A privileged client can monitor other sessions, including changes to their session properties, using a addSessionPropertiesListener:forProperties:completionHandler: (PTDiffusionClientControlFeature) session properties listener. When registering to receive session properties, special key values of allFixedProperties (PTDiffusionSession) and allUserProperties (PTDiffusionSession) can be used.

Each property is identified by a key. Most properties have a single string value. The exception is the $Roles fixed property which has a set of string values.

Fixed properties are identified by keys with a '$' prefix. The available fixed session properties are:

Key Description
$ClientIP The Internet address of the client in string format.
$ClientType The client type of the session. One of ANDROID, C, DOTNET, IOS, JAVA, JAVASCRIPT_BROWSER, MQTT, PYTHON, or OTHER.
$Connector The configuration name of the server connector that the client connected to.
$Country The country code for the country where the client's Internet address was allocated (for example, NZ for New Zealand). Country codes are as defined by Java's Locale class (ISO 3166 alpha-2 country code or UN M.49 numeric-3 area code). If the country code could not be determined, this will be a zero length string.
$GatewayType Gateway client type. Only set for gateway client sessions. If present it indicates the type of gateway client (e.g. Kafka).
$GatewayId The identity of a gateway client session. Only present if the $GatewayType session property is present.
$Language The language code for the official language of the country where the client's Internet address was allocated (for example, en for English). Language codes are as defined by Java's Locale class (ISO 639 alpha-2 or alpha-3 language code, or registered language subtags up to 8 alpha letters (for future enhancements)). If the language could not be determined or is not applicable, this will be a zero length string.
$Latitude The client's latitude, if available. This will be the string representation of a floating point number and will be NaN if not available.
$Longitude The client's longitude, if available. This will be the string representation of a floating point number and will be NaN if not available.
$MQTTClientId The MQTT client identifier. Only set for MQTT sessions. If present, the value of the $ClientType session property will be MQTT.
$Principal The security principal associated with the client session.
$Roles Authorisation roles assigned to the session. This is a set of roles represented as quoted strings (for example, "role1","role2"). The utility method PTDiffusionRolesFromString can be used to parse the string value into a set of roles.
$ServerName The name of the server to which the session is connected.
$SessionId The session identifier. Equivalent to description (PTDiffusionSessionId).
$StartTime The session's start time in milliseconds since the epoch.
$Transport The session transport type. One of WEBSOCKET, HTTP_LONG_POLL, TCP, or OTHER.

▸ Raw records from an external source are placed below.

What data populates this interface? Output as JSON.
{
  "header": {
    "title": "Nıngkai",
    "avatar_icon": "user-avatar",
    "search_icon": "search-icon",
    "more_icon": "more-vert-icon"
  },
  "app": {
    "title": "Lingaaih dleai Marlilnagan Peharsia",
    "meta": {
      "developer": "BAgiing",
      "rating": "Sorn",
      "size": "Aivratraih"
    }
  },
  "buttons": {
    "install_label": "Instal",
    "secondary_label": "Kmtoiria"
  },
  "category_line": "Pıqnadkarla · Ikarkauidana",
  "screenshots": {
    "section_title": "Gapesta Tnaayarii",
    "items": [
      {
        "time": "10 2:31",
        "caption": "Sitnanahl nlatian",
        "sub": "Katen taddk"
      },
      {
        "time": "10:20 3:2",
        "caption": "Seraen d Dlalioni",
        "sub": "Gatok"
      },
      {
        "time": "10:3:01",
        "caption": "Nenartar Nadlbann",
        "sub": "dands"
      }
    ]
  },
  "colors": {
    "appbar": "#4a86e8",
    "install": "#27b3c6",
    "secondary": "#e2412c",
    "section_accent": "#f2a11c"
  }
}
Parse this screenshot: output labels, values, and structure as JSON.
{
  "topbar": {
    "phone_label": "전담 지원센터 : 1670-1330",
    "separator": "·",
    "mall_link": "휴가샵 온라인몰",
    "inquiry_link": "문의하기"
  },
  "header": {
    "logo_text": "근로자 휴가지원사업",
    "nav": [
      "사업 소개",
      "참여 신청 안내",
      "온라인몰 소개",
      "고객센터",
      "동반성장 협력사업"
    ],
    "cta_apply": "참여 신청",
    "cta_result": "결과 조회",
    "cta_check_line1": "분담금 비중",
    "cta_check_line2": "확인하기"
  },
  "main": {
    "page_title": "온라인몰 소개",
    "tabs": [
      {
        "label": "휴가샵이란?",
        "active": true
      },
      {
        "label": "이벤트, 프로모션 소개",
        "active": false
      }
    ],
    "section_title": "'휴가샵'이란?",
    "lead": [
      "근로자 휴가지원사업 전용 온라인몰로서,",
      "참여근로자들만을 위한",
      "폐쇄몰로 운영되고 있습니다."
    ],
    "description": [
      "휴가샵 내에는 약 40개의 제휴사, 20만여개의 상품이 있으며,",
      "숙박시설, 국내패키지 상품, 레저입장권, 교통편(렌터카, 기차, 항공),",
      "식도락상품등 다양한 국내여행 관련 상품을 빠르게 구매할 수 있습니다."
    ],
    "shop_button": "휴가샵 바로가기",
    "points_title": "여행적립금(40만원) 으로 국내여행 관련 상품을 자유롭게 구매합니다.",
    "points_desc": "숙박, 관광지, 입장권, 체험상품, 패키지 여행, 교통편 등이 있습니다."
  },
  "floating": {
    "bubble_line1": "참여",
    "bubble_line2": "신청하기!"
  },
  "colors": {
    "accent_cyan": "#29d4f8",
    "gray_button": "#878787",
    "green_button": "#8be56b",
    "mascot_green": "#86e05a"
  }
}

All user-defined property keys are non-empty strings. The characters ' ', '\t', '\r', '\n', '"', ''', '(', ')' are not allowed.

Session properties are initially associated with a session as follows:

  1. When a client starts a new session, it can optionally propose user-defined session properties (see PTDiffusionMutableSessionConfiguration::properties). Session properties proposed in this way must be accepted by the authenticator. This safeguard prevents abuse by a rogue, unprivileged client.
  2. The server allocates all fixed property values.
  3. The new session is authenticated by registered authenticators. An authenticator that accepts a session can veto or change the user-defined session properties and add new user-defined session properties. The authenticator can also change certain fixed properties.

Once a session is established, its user-defined session properties can be modified by clients with viewSession (PTDiffusionGlobalPermission) and modifySession (PTDiffusionGlobalPermission) permissions using the PTDiffusionClientControlFeature feature. A privileged client can also modify its own session properties.

If a session re-authenticates (see changePrincipal:credentials:completionHandler: (PTDiffusionSecurityFeature)), the authenticator that allows the re-authentication can modify the user-defined session properties and a subset of the fixed properties as mentioned above.